To him, being a short story writer means that you have to have a wide variety of deep and absorbing invests. He is an expert on pictures, especially modern paintings, and on furniture, especially English 18th century furniture. Carved wood is one of his passions, and he has a six-foot, 18th century Chippendale mirror in his bedroom - “a marvellous thing. You used to buy those for £80 thirty years ago, you see, and then. I learned to water-gild which very few people do now. I’m a water-gilder. That’s the way all gold leaf was put on in the 18th century.

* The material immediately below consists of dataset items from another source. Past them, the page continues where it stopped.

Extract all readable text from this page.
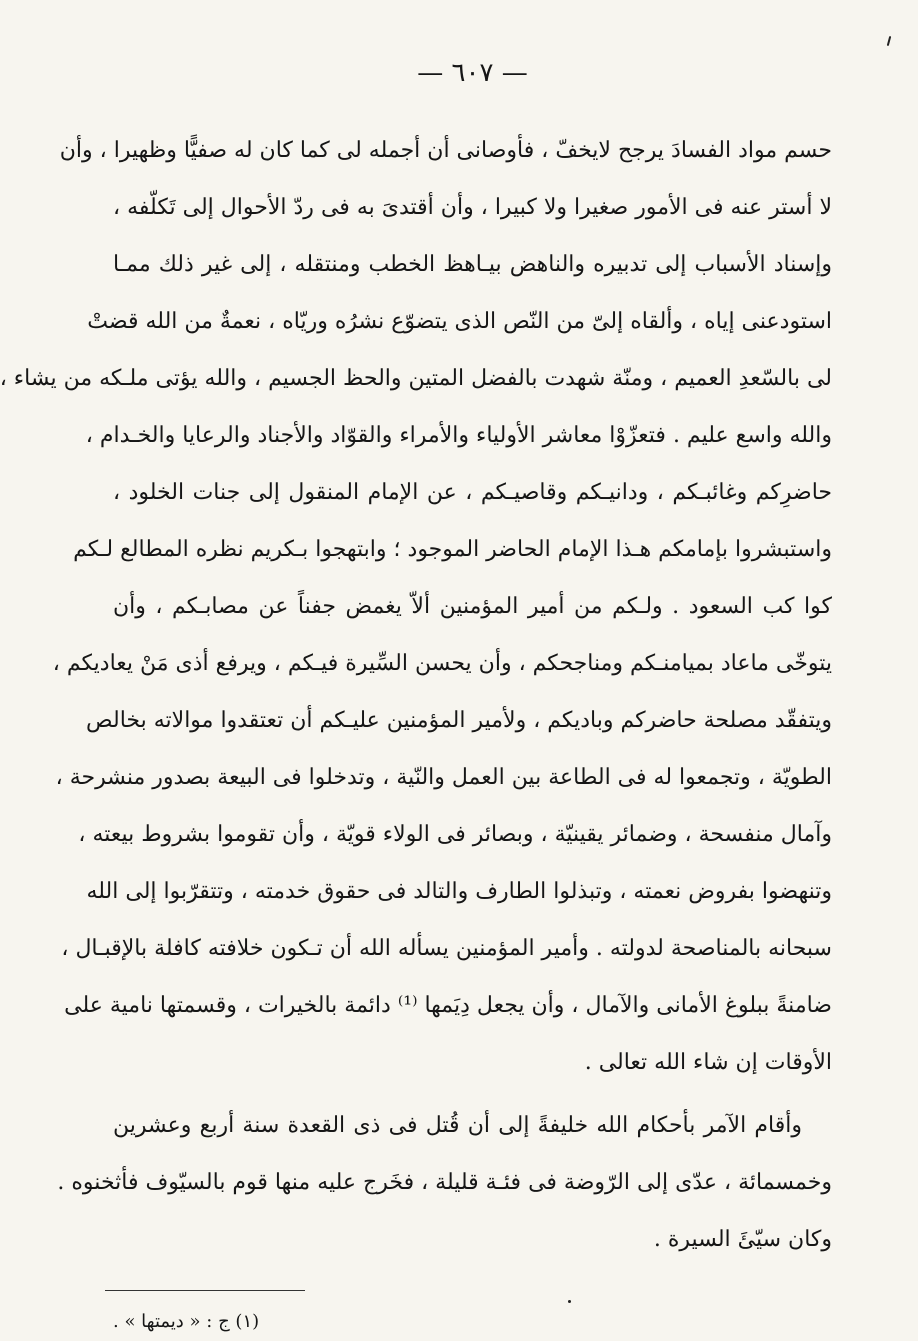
— ٦٠٧ —
حسم مواد الفسادَ يرجح لايخفّ ، فأوصانى أن أجمله لى كما كان له صفيًّا وظهيرا ، وأن
لا أستر عنه فى الأمور صغيرا ولا كبيرا ، وأن أقتدىَ به فى ردّ الأحوال إلى تَكلّفه ،
وإسناد الأسباب إلى تدبيره والناهض بيـاهظ الخطب ومنتقله ، إلى غير ذلك ممـا
استودعنى إياه ، وألقاه إلىّ من النّص الذى يتضوّع نشرُه وريّاه ، نعمةٌ من الله قضتْ
لى بالسّعدِ العميم ، ومنّة شهدت بالفضل المتين والحظ الجسيم ، والله يؤتى ملـكه من يشاء ،
والله واسع عليم . فتعزّوْا معاشر الأولياء والأمراء والقوّاد والأجناد والرعايا والخـدام ،
حاضرِكم وغائبـكم ، ودانيـكم وقاصيـكم ، عن الإمام المنقول إلى جنات الخلود ،
واستبشروا بإمامكم هـذا الإمام الحاضر الموجود ؛ وابتهجوا بـكريم نظره المطالع لـكم
كوا كب السعود . ولـكم من أمير المؤمنين ألاّ يغمض جفناً عن مصابـكم ، وأن
يتوخّى ماعاد بميامنـكم ومناجحكم ، وأن يحسن السِّيرة فيـكم ، ويرفع أذى مَنْ يعاديكم ،
ويتفقّد مصلحة حاضركم وباديكم ، ولأمير المؤمنين عليـكم أن تعتقدوا موالاته بخالص
الطويّة ، وتجمعوا له فى الطاعة بين العمل والنّية ، وتدخلوا فى البيعة بصدور منشرحة ،
وآمال منفسحة ، وضمائر يقينيّة ، وبصائر فى الولاء قويّة ، وأن تقوموا بشروط بيعته ،
وتنهضوا بفروض نعمته ، وتبذلوا الطارف والتالد فى حقوق خدمته ، وتتقرّبوا إلى الله
سبحانه بالمناصحة لدولته . وأمير المؤمنين يسأله الله أن تـكون خلافته كافلة بالإقبـال ،
ضامنةً ببلوغ الأمانى والآمال ، وأن يجعل دِيَمها ⁽¹⁾ دائمة بالخيرات ، وقسمتها نامية على
الأوقات إن شاء الله تعالى .
وأقام الآمر بأحكام الله خليفةً إلى أن قُتل فى ذى القعدة سنة أربع وعشرين
وخمسمائة ، عدّى إلى الرّوضة فى فئـة قليلة ، فخَرج عليه منها قوم بالسيّوف فأثخنوه .
وكان سيّئَ السيرة .
(١) ج : « ديمتها » .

It’s a very extraordinary process, and you use rabbit-skin glue and French day, and things like that, and little agate tools for burnishing the gold. “

He is also an expert on wine -he has 4,000 bottles in his cellar. He breeds a rare kind of orchid, he has an aviary of parakeets; he loves gardening. And he likes good motorcars - he has a BMW, in which he drives over to France every year “to visit friends who own vineyards, and that’s really my only extravagance, a £14,000car.”